Political Modernism (cont)

Alex Juhasz responds to my post, and she explains the value she sees in connecting formal self-reflexivity to political critique. One thing I find intriguing is her attempt to see an inadvertant political modernism of examples in contemporary networked nonfiction culture.

To clarify, I don't put Juhasz in the "sneaky" camp. I was drawn to her post because she seemed clear in her political modernism. I think the arguable "sneaking through the backdoor" applies to the new theoretical readings that privilege art cinema or experimental work as a site for a superior kind of spectatorship. One can point to any number of examples, but if I had to pick one, I'd say that Michelle Langford's reading of The Day I Became Woman (Camera Obscura 64) demonstrates this type of reading.

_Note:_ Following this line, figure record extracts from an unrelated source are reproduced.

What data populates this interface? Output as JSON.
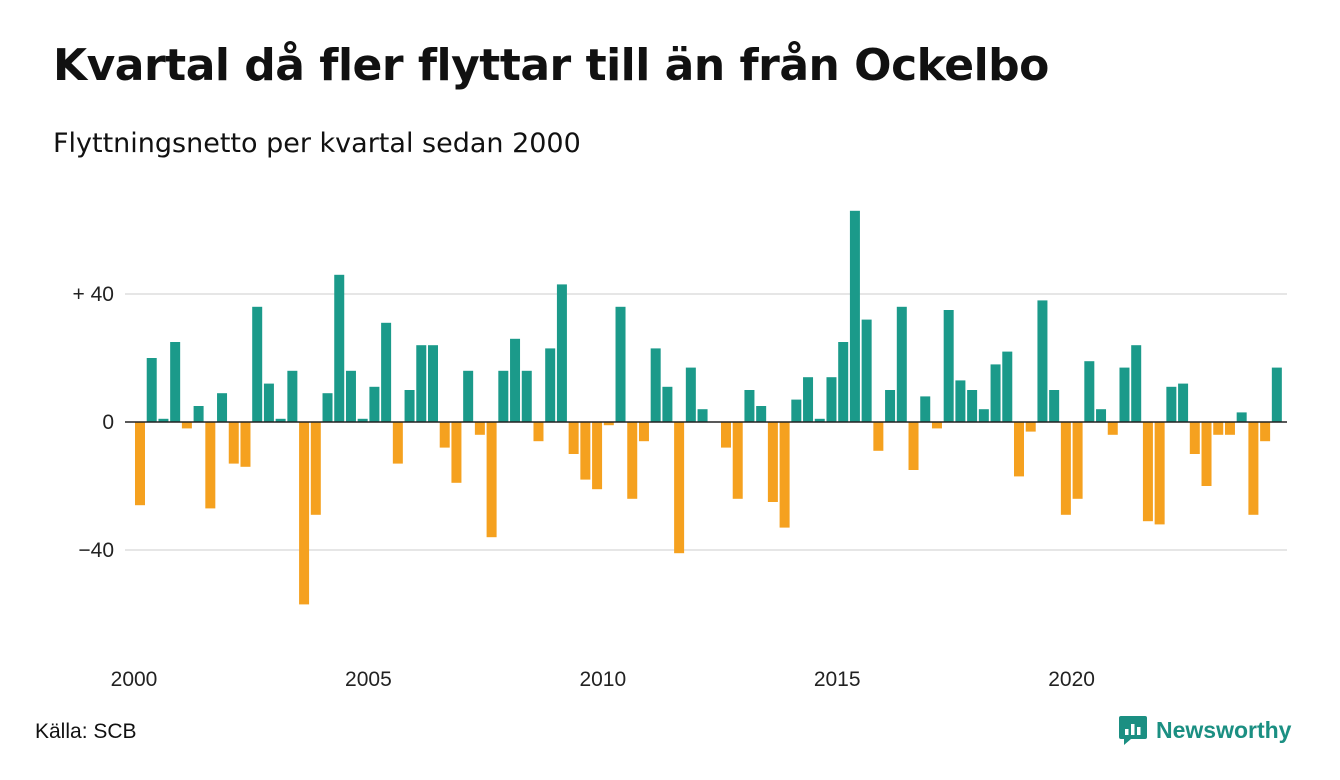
{
  "title": "Kvartal då fler flyttar till än från Ockelbo",
  "subtitle": "Flyttningsnetto per kvartal sedan 2000",
  "source": "Källa: SCB",
  "brand": "Newsworthy",
  "colors": {
    "positive": "#1b9a8a",
    "negative": "#f5a11f",
    "grid": "#dddddd",
    "zero_line": "#222222",
    "brand": "#1b8f82"
  },
  "icons": {
    "brand_logo": "newsworthy-logo-icon"
  },
  "chart_data": {
    "type": "bar",
    "title": "Kvartal då fler flyttar till än från Ockelbo",
    "subtitle": "Flyttningsnetto per kvartal sedan 2000",
    "xlabel": "",
    "ylabel": "",
    "grid": true,
    "legend": "none",
    "x_start": "2000Q1",
    "ylim": [
      -60,
      66
    ],
    "y_ticks": [
      {
        "value": 40,
        "label": "+ 40"
      },
      {
        "value": 0,
        "label": "0"
      },
      {
        "value": -40,
        "label": "−40"
      }
    ],
    "x_ticks": [
      {
        "index": 0,
        "label": "2000"
      },
      {
        "index": 20,
        "label": "2005"
      },
      {
        "index": 40,
        "label": "2010"
      },
      {
        "index": 60,
        "label": "2015"
      },
      {
        "index": 80,
        "label": "2020"
      }
    ],
    "values": [
      -26,
      20,
      1,
      25,
      -2,
      5,
      -27,
      9,
      -13,
      -14,
      36,
      12,
      1,
      16,
      -57,
      -29,
      9,
      46,
      16,
      1,
      11,
      31,
      -13,
      10,
      24,
      24,
      -8,
      -19,
      16,
      -4,
      -36,
      16,
      26,
      16,
      -6,
      23,
      43,
      -10,
      -18,
      -21,
      -1,
      36,
      -24,
      -6,
      23,
      11,
      -41,
      17,
      4,
      0,
      -8,
      -24,
      10,
      5,
      -25,
      -33,
      7,
      14,
      1,
      14,
      25,
      66,
      32,
      -9,
      10,
      36,
      -15,
      8,
      -2,
      35,
      13,
      10,
      4,
      18,
      22,
      -17,
      -3,
      38,
      10,
      -29,
      -24,
      19,
      4,
      -4,
      17,
      24,
      -31,
      -32,
      11,
      12,
      -10,
      -20,
      -4,
      -4,
      3,
      -29,
      -6,
      17
    ]
  }
}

Never does Langford directly claim that realist representation lulls the spectator into ideological complicity, but she does argue a) that the value of The Day I Became Woman is not in the explicit or implicit representations of Iran but rather in the complex philosophical state that the film puts the spectator in because of its formal strategies and b) that this philosophical state is a more nuanced and political relevant disposition than learning from any direct message.

What interests me is that a discipline that at first blush seems to have "moved beyond" the 1970s Screen theory style of political modernism has formulated a theoretical variant that in some regards (not others) is not too different.

1 comment:

Anonymous said...

I have to wonder, Chris, what's at stake in our collective assertion that the discipline has "moved beyond" the supposedly homogeneous block of "70s theory"? I agree with you that this is more or less the consensus; but what ideology informs such a claim?

Why are we so quick to refer arguments and claims to disciplinary consensus? Why do we stop short of making evaluative claims about the quality of scholarship, and of the objects it addresses, preferring instead to (implicitly) dismiss certain scholars for being "out of date"?

The desire to continually "move beyond," to progress to the newest and trendiest discourse with the newest and trendiest objects of study: this is "modernist" to the core! Not in the sense Rodowick (via Sylvia Harvey and Fredric Jameson) means by "political modernism", but still, we're talking about the ideology of "making it new" here, regardless of the object of study.

There's a certain self-satisfied entitlement in the assertion that we've "moved beyond" 70s film theory. Obviously, there were problems with things written in the 1970s, but rather than actually deal with those problems through close reading and careful scholarship we dismiss it en bloc and pat ourselves on the back for having "moved on."